Treadmill tests have long been considered the gold standard for measuring a person's fitness level. 

But a simple blood test may provide a more nuanced assessment, according to Stanford Medicine researchers who have been studying the body's molecular response to exercise.

Such a test eventually could be used as a complement to the treadmill assessment, which measures a person's aerobic fitness levels. That belief stems from a study the researchers conducted, collecting hundreds of thousands of molecular measurements from 36 people between ages 40-75 before and after exercise. 

"Everybody knows exercise is good for you, but we really don't know what drives that at a molecular level," Michael Snyder, chair of genetics at Stanford said in a statement. "Our goal at the outset was to conduct a highly comprehensive analysis of what's happening in the body just after exercising."

Study participants had their blood drawn before completing a treadmill test, which requires people to run while wearing an oxygen-measuring masks until reaching peak oxygen consumption.
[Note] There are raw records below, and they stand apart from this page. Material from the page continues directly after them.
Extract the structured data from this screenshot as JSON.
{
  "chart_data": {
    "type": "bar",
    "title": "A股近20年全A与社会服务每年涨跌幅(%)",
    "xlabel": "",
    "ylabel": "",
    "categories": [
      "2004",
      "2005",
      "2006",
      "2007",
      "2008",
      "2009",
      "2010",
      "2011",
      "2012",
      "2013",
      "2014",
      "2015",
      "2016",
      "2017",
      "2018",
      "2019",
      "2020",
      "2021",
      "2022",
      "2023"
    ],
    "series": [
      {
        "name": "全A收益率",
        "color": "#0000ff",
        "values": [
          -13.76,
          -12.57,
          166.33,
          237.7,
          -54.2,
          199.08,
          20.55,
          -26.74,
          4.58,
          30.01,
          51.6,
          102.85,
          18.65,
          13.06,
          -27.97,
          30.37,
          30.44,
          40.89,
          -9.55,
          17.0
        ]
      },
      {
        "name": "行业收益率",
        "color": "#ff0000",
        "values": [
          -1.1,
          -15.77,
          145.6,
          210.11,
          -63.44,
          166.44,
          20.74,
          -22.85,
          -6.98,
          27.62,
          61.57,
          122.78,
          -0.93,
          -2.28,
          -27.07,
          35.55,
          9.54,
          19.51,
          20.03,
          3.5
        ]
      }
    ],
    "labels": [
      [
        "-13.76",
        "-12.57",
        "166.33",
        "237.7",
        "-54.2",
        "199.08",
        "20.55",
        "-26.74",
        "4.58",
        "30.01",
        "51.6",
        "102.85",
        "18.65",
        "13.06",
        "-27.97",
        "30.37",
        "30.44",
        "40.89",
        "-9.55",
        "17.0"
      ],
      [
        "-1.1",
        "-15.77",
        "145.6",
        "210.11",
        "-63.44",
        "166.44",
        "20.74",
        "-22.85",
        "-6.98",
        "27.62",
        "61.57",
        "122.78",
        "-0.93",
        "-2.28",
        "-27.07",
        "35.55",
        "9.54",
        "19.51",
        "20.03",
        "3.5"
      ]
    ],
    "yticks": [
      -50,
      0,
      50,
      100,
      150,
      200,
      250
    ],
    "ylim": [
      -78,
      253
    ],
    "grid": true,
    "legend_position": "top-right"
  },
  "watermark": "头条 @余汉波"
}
They then had blood taken 2 minutes, 15 minutes, 30 minutes and 60 minutes after the exercise. 

The researchers tracked molecular markers for various biological processes, including metabolism, immunity, oxidative stress and cardiovascular function. Those markers, found in blood and other bodily fluids and tissues, can be used to evaluate a person's health.

The study participants who were the most physically fit had similar molecular signatures in their blood samples taken before they exercised, researchers found. That led them to believe a blood test could be developed to measure fitness. 

"Aerobic fitness is one of the best measures of longevity, so a simple blood test that can provide that information would be valuable to personal health monitoring," said Kévin Contrepois, the genetics department's director of metabolomics and lipidomics.

Most participants' molecular markers of inflammation, tissue healing and oxidative stress spiked as their bodies started to recover from the exercise, Snyder said. Two minutes after exercise, their blood samples showed that their bodies were metabolizing certain amino acids for energy, but they switched to metabolizing glucose by the 15-minute mark. 

The researchers also found that participants who had a form of diabetes or pre-diabetes and were insulin-resistant had a dampened immune response after exercise.

While there appears to be a strong correlation between certain molecular markers of immunity, metabolism and muscle activity and a person's aerobic fitness, Snyder said more research is needed to fully understand the connection.

His team also is working to narrow the number of biomarkers needing to be measured to best predict a person's fitness level. The researchers have a created a proof-of-principle test based on their preliminary data and filed a patent application.

The blood test is not available to the public, but they hope to eventually offer an inexpensive and faster way to measure aerobic fitness. The study was published in Cell.